Research at Bayfordbury Observatory
Research projects are ongoing at Bayfordbury, in conjunction with the University's Centre for Astrophysics Research (CAR) and the Centre for Atmospheric and Instrumentation Research (CAIR) - both departments of the Science and Technology Research Institute (STRI) at the University of Hertfordshire.
A broad range of remote sensing instruments are installed at the observatory. For more information visit the CAIR Observatory page.
Monitoring bright M-dwarfs as potential targets for EChO mission
The Exoplanet Characterisation Observatory, EChO,will be the first dedicated mission to investigate the physics and chemistry of Exoplanetary Atmospheres.
Telescopes at Bayfordbury will be monitoring bright M-dwarf stars for exoplanet transits, as potential targets for the EChO mission.
Detection of tropospheric desert dust
Mineral dust in the atmosphere is now acknowledged to be an important source of nuclei for the growth of cold clouds such as cirrus.
Surprisingly, dust from deserts such as the Sahara can travel over very large distances.
The Lidar and sun photometer at Bayfordbury are used to detect the presence of mineral dust in the atmosphere.
You can view more details of a Saharan dust event in 2012.
Cirrus climatology from ground-based remote sensing
Cirrus clouds are thin, could clouds composed of ice crystals.
Cirrus clouds have significant influence on climate as they influence the radiative balance of the Earth's atmosphere, and somewhat counter-intuitively can have an overall warming effect.
Climate models must therefore accurately represent cirrus clouds.
The radiometers, lidar and all-sky cameras at Bayfordbury are used to determine the occurrence and radiative influence of cirrus clouds, for comparison with the Met Office numerical models.
Polarimetry is a technique frequently used in astronomy, especially to characterize the properties of interstellar dust.
Terrestrial applications of polarimetry are less well developed.
The Specpol polarimeter at Bayfordbury is used to characterize the properties of cirrus clouds in the atmosphere, by measuring the polarization of scattered light across a broad spectrum of infrared wavelengths.

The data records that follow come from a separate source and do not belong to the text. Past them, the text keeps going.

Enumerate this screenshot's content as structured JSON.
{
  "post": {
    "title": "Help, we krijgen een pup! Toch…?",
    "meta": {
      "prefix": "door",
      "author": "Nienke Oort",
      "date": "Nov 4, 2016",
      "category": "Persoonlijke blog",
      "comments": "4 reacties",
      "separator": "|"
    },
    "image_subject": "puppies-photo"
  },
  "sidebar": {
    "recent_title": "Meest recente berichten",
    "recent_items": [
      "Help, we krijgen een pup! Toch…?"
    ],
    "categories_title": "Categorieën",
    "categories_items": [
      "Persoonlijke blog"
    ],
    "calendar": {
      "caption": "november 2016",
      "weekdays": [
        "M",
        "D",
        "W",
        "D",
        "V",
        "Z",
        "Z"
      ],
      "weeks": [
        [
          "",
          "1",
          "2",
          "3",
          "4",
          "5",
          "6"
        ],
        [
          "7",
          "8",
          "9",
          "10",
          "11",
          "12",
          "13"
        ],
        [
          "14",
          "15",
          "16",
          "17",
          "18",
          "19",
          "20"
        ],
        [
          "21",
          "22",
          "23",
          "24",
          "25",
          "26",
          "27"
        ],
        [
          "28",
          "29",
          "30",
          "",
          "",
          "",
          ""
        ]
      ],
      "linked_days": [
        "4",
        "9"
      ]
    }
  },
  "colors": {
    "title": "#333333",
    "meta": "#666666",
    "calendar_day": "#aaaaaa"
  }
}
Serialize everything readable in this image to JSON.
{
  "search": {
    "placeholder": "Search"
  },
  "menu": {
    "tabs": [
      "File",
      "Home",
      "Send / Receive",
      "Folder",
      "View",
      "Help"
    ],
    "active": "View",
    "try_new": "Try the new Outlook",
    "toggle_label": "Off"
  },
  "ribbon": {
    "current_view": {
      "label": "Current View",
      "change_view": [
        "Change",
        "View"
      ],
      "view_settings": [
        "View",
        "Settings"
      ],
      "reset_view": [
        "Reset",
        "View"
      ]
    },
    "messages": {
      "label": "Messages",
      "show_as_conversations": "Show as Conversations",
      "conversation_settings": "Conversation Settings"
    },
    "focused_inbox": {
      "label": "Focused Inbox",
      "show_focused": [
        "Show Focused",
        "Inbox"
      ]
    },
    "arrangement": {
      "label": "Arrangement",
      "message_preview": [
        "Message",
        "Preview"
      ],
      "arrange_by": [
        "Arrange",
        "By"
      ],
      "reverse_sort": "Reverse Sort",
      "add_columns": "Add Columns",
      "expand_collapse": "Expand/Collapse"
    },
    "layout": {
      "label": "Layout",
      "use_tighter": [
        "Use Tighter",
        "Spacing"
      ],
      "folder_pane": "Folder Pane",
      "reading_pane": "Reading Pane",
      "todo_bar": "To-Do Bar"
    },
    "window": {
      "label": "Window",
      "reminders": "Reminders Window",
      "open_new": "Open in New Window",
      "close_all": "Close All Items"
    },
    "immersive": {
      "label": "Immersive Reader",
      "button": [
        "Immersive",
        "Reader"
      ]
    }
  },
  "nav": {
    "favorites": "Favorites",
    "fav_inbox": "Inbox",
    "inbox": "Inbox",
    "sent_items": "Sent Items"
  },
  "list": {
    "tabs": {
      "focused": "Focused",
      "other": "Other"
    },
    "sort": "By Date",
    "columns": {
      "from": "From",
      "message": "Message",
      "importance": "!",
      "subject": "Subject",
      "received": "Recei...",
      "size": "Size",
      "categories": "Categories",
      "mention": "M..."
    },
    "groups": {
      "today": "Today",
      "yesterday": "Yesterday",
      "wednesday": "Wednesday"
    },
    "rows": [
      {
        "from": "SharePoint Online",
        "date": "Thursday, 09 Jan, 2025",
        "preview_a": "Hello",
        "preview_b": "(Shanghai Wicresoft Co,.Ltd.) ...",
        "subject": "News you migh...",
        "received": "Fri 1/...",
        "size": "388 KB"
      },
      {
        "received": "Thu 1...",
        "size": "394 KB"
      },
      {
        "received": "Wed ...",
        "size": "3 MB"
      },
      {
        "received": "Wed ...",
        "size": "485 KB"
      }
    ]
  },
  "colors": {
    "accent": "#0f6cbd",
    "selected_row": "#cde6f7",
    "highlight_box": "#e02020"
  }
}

Multi-Bandwidth Monitoring of Cataclysmic Variables Identified by SuperWASP
The SuperWASP survey to find exoplanets also detected some binary stars.
In a binary system known as a Cataclysmic Variable (CV) consisting of a white dwarf orbiting close to a red giant, the red giant loses some of its matter causing a regular flare up of activity. This material initially orbits the white dwarf in an accretion disc. These interactions can cause very large changes in the optical brightness.
Several CVs have been identified by the SuperWASP team. A new research project just started my MSc student Peter Beck at Bayfordbury will obtain many brightness measurements for a number of these CVs over many orbits; a light curve will then be produced for each binary star by plotting the brightness against time and then compressing it into a single orbit.
As Bayfordbury is uniquely able to simultaneously robotically control five telescopes, the plan is to use each telescope to record brightness at a different optical bandwidths. Five linked light curves will be generated for each CV and used to investigate the interactions in far greater detail than has been achieved with SuperWASP.
Cirrus detection through infrared radiometry
PhD student Paolo Dandini is currently researching cirrus detection through radiometry using the Heitronics KT15II infrared radiometer, and detecting halos in AllSky camera images using image detection techniques.
In the coming months a more quantitative analysis will be done by using data from the solar photometer to obtain the cloud optical depth, and a further two new radiometers will be installed at Bayfordbury which will be able to measure short and long wave fluxes at the ground. These measurements in particular will be compared to the high resolution weather prediction model calculated by the Met Office.
High Sensitivity Solar Polarimetry
The measurement of the degree of polarization present in the solar disk is challenging because of the very small values averaged over the disk. In earlier work by J.C Kemp fractional polarizations of ~2xe-7 over the whole solar disk were measured with a photo-elastic modulator based polarimeter at high altitudes.
A similar instrument has been recently constructed at the university's Centre for Atmospheric and Instrumentation Research for measuring very small polarizations from the sun but with an emphasis on detecting the polarization resulting from atmospheric scattering of cirrus clouds and atmospheric dust.
The instrument is currently installed in a new robotic dome at Bayfordbury and will be operated remotely by Prof. Bill Martin during clear weather to record polarization data over the long term.
Preliminary results indicate fractional polarizations of ~2xe-5 linear polarization and ~1e-7 circular polarization are typical of the Bayfordbury site during clear weather without significant dust but these values are superimposed on a 'pedestal' of azimuthal polarization from Rayleigh scattering of about 1e-4. The latter was not observed by Kemp due to the way their data was processed.